The project is based on an original idea and has Jonathan Aibel and Glenn Berger (who we spoke to back in 2011, on the subject of “Kung Fu Panda 2“) on board to write it. The duo recently wrote the ‘SpongeBob’ sequel for Paramount, which is, like “Monster Trucks,” being produced by Mary Parent.

Wedge, who got his start in computer animation as one of the original programmers on Disney‘s breakthrough “Tron,” won an Academy Award in 1998 for his short film “Bunny,” and soon co-founded Blue Sky Studios (currently housed in a nondescript office building in Greenwich, Connecticut) and began work on “Ice Age,” a movie that would spawn the 11th highest grossing franchise of all time. (Jesus.) Wedge has been wanting to do other projects for a while, though: in 2008, he was attached to direct what would eventually become “Hugo,” and last year he signed on to do “Cardboard” with Tobey Maguire‘s production company, an adaptation of a graphic novel by noted homophobe Doug TenNapel.

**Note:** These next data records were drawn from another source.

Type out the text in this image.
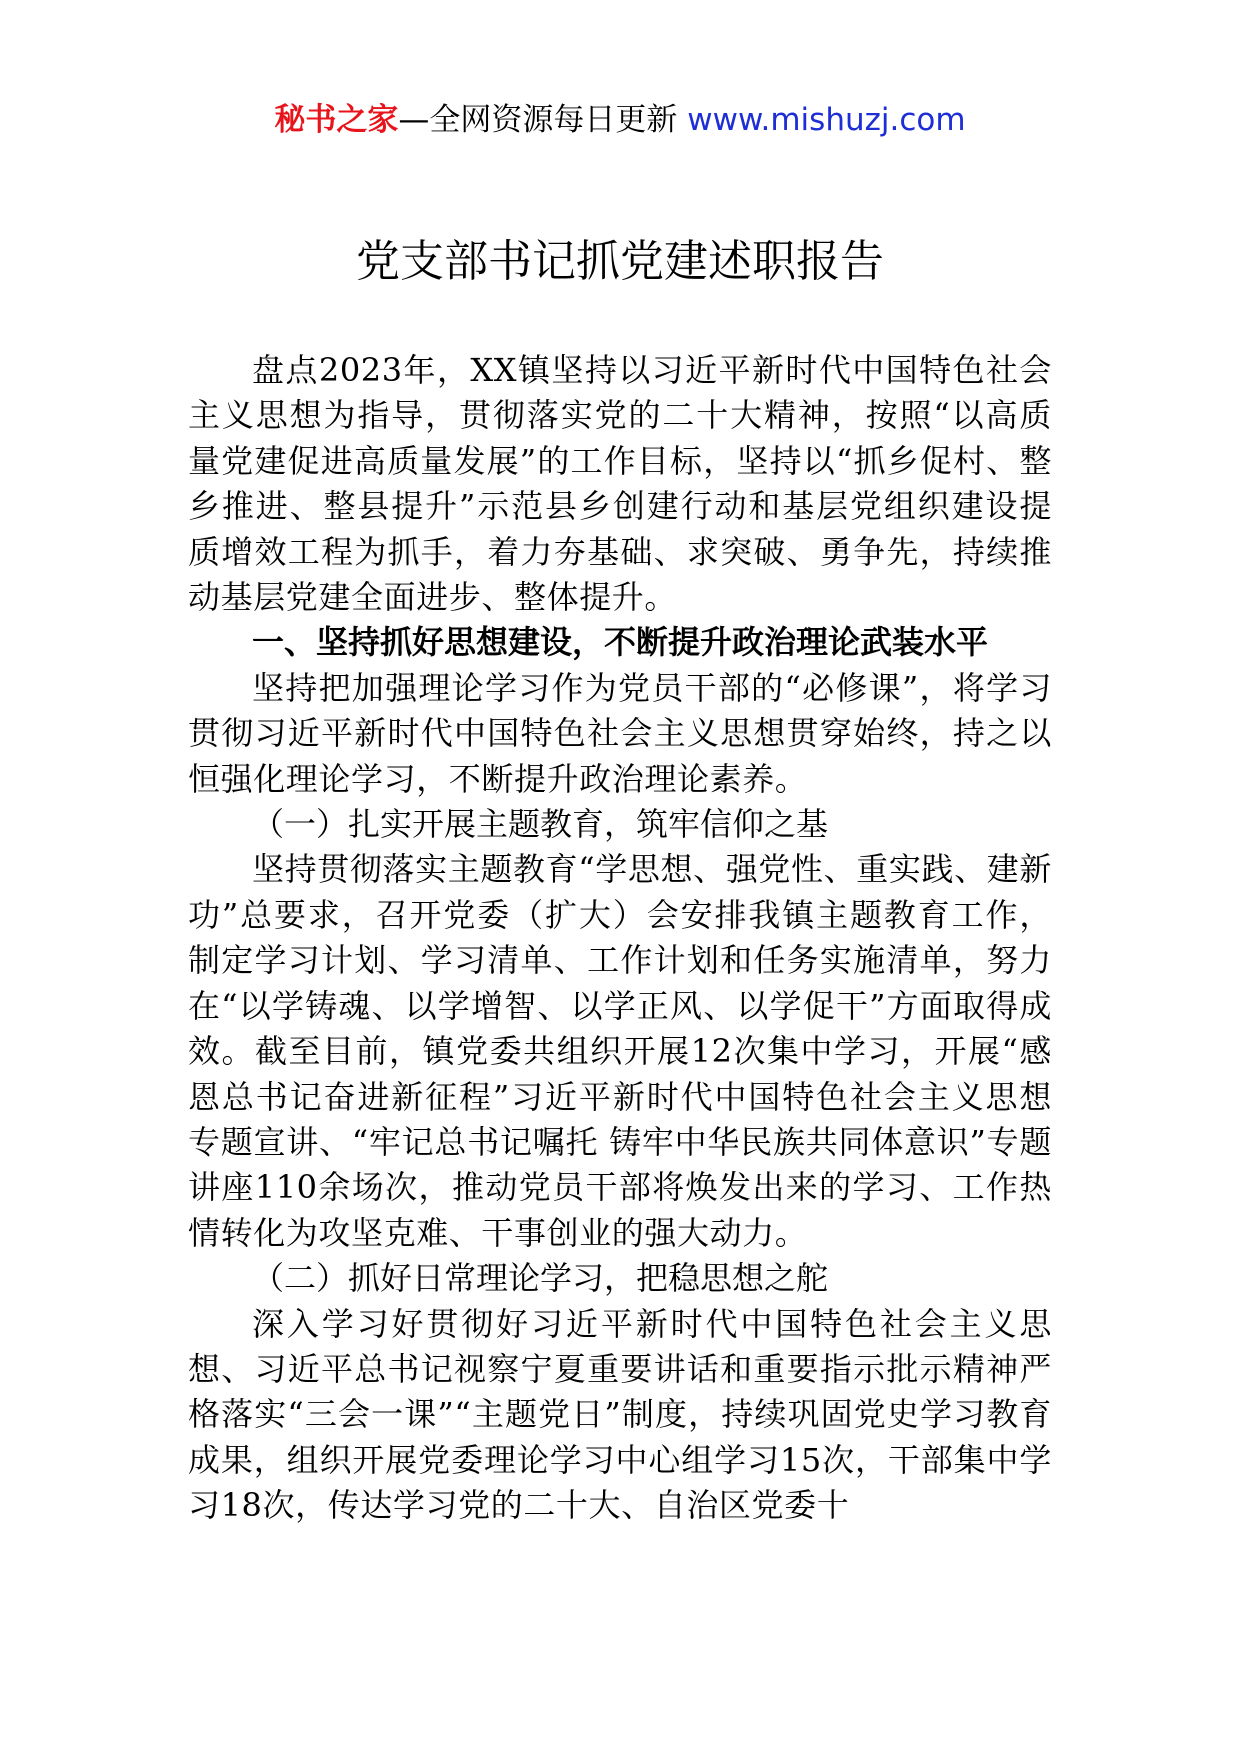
秘书之家—全网资源每日更新 www.mishuzj.com
党支部书记抓党建述职报告

盘点2023年，XX镇坚持以习近平新时代中国特色社会主义思想为指导，贯彻落实党的二十大精神，按照“以高质量党建促进高质量发展”的工作目标，坚持以“抓乡促村、整乡推进、整县提升”示范县乡创建行动和基层党组织建设提质增效工程为抓手，着力夯基础、求突破、勇争先，持续推动基层党建全面进步、整体提升。

一、坚持抓好思想建设，不断提升政治理论武装水平

坚持把加强理论学习作为党员干部的“必修课”，将学习贯彻习近平新时代中国特色社会主义思想贯穿始终，持之以恒强化理论学习，不断提升政治理论素养。

（一）扎实开展主题教育，筑牢信仰之基

坚持贯彻落实主题教育“学思想、强党性、重实践、建新功”总要求，召开党委（扩大）会安排我镇主题教育工作，制定学习计划、学习清单、工作计划和任务实施清单，努力在“以学铸魂、以学增智、以学正风、以学促干”方面取得成效。截至目前，镇党委共组织开展12次集中学习，开展“感恩总书记奋进新征程”习近平新时代中国特色社会主义思想专题宣讲、“牢记总书记嘱托 铸牢中华民族共同体意识”专题讲座110余场次，推动党员干部将焕发出来的学习、工作热情转化为攻坚克难、干事创业的强大动力。

（二）抓好日常理论学习，把稳思想之舵

深入学习好贯彻好习近平新时代中国特色社会主义思想、习近平总书记视察宁夏重要讲话和重要指示批示精神严格落实“三会一课”“主题党日”制度，持续巩固党史学习教育成果，组织开展党委理论学习中心组学习15次，干部集中学习18次，传达学习党的二十大、自治区党委十
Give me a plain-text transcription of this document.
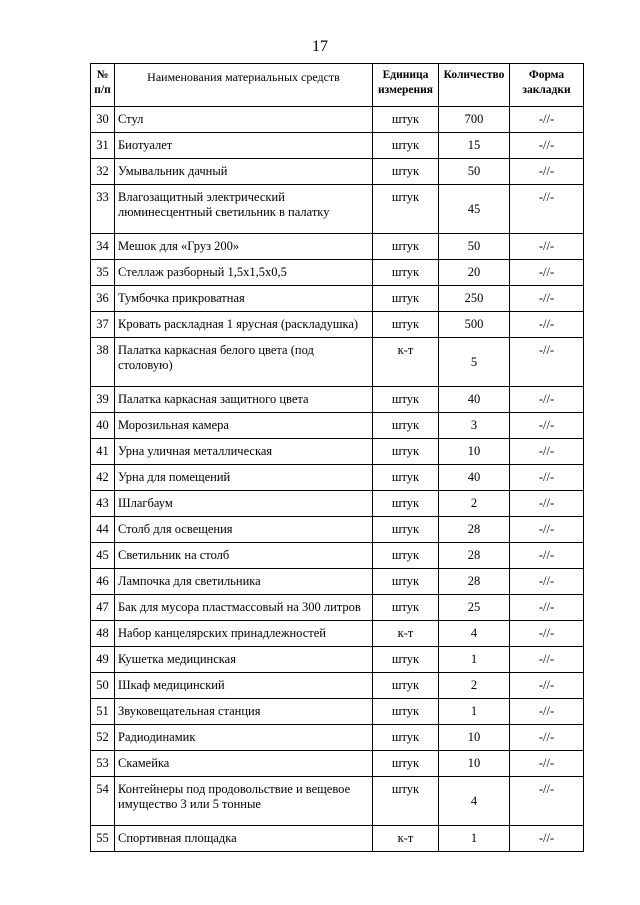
17
№ п/п	Наименования материальных средств	Единица измерения	Количество	Форма закладки
30	Стул	штук	700	-//-
31	Биотуалет	штук	15	-//-
32	Умывальник дачный	штук	50	-//-
33	Влагозащитный электрический люминесцентный светильник в палатку	штук	45	-//-
34	Мешок для «Груз 200»	штук	50	-//-
35	Стеллаж разборный 1,5х1,5х0,5	штук	20	-//-
36	Тумбочка прикроватная	штук	250	-//-
37	Кровать раскладная 1 ярусная (раскладушка)	штук	500	-//-
38	Палатка каркасная белого цвета (под столовую)	к-т	5	-//-
39	Палатка каркасная защитного цвета	штук	40	-//-
40	Морозильная камера	штук	3	-//-
41	Урна уличная металлическая	штук	10	-//-
42	Урна для помещений	штук	40	-//-
43	Шлагбаум	штук	2	-//-
44	Столб для освещения	штук	28	-//-
45	Светильник на столб	штук	28	-//-
46	Лампочка для светильника	штук	28	-//-
47	Бак для мусора пластмассовый на 300 литров	штук	25	-//-
48	Набор канцелярских принадлежностей	к-т	4	-//-
49	Кушетка медицинская	штук	1	-//-
50	Шкаф медицинский	штук	2	-//-
51	Звуковещательная станция	штук	1	-//-
52	Радиодинамик	штук	10	-//-
53	Скамейка	штук	10	-//-
54	Контейнеры под продовольствие и вещевое имущество 3 или 5 тонные	штук	4	-//-
55	Спортивная площадка	к-т	1	-//-
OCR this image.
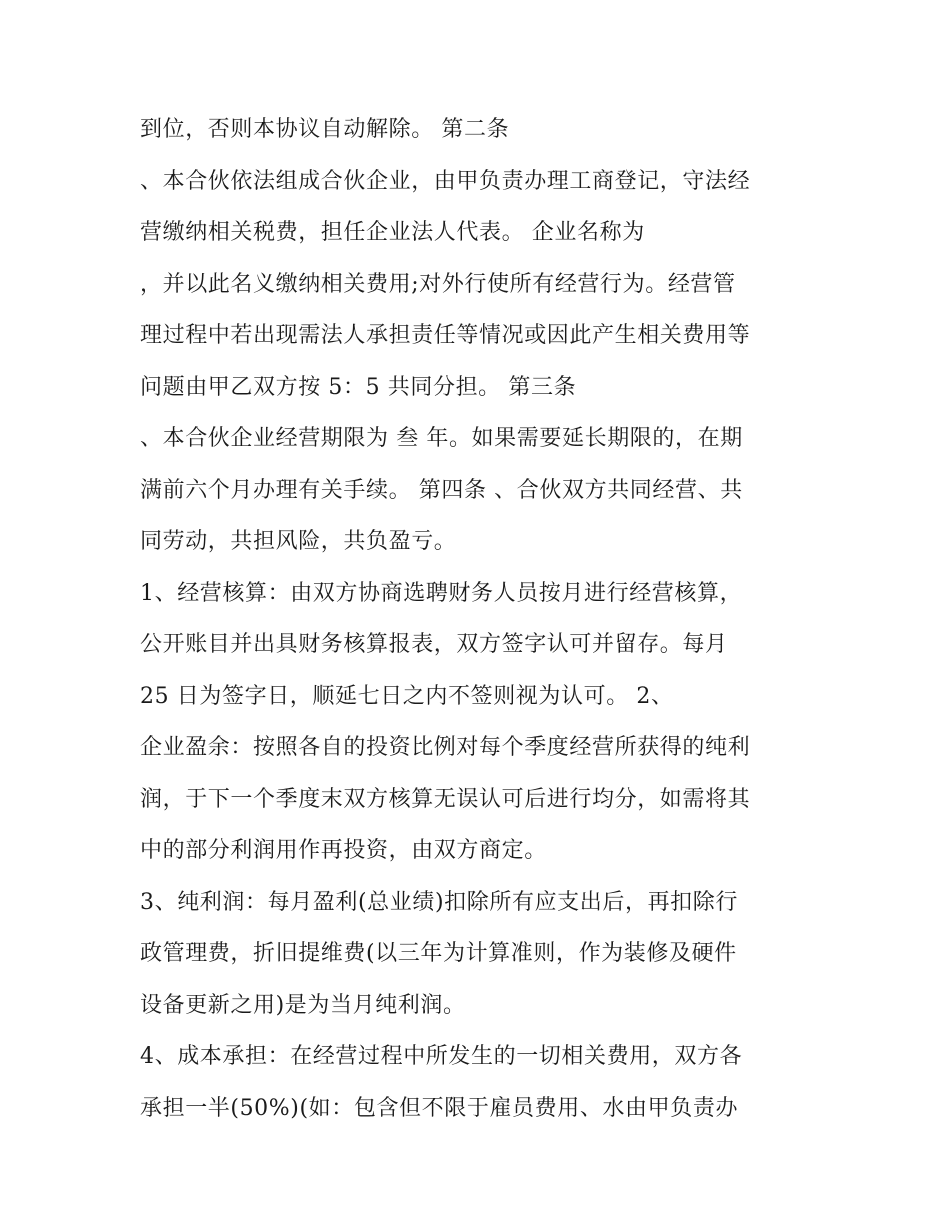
到位，否则本协议自动解除。 第二条
、本合伙依法组成合伙企业，由甲负责办理工商登记，守法经
营缴纳相关税费，担任企业法人代表。 企业名称为
，并以此名义缴纳相关费用;对外行使所有经营行为。经营管
理过程中若出现需法人承担责任等情况或因此产生相关费用等
问题由甲乙双方按 5：5 共同分担。 第三条
、本合伙企业经营期限为 叁 年。如果需要延长期限的，在期
满前六个月办理有关手续。 第四条 、合伙双方共同经营、共
同劳动，共担风险，共负盈亏。
1、经营核算：由双方协商选聘财务人员按月进行经营核算，
公开账目并出具财务核算报表，双方签字认可并留存。每月
25 日为签字日，顺延七日之内不签则视为认可。 2、
企业盈余：按照各自的投资比例对每个季度经营所获得的纯利
润，于下一个季度末双方核算无误认可后进行均分，如需将其
中的部分利润用作再投资，由双方商定。
3、纯利润：每月盈利(总业绩)扣除所有应支出后，再扣除行
政管理费，折旧提维费(以三年为计算准则，作为装修及硬件
设备更新之用)是为当月纯利润。
4、成本承担：在经营过程中所发生的一切相关费用，双方各
承担一半(50%)(如：包含但不限于雇员费用、水由甲负责办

Even “Epic,” his visually stunning animated feature released earlier this summer, almost wasn’t a Blue Sky movie. After Fox started to hem and haw about the project, Wedge briefly set it up at Pixar, a company run by Wedge’s old friend John Lasseter. Some 11th hour reshuffling let “Epic” stay at Blue Sky, but it reiterates the fact that he’s itchy to move on.

There’s been no timetable set up for “Monster Trucks,” and no official plot synopsis from the studio, but it will probably move forward as quickly as these types of projects do (meaning not very quickly at all).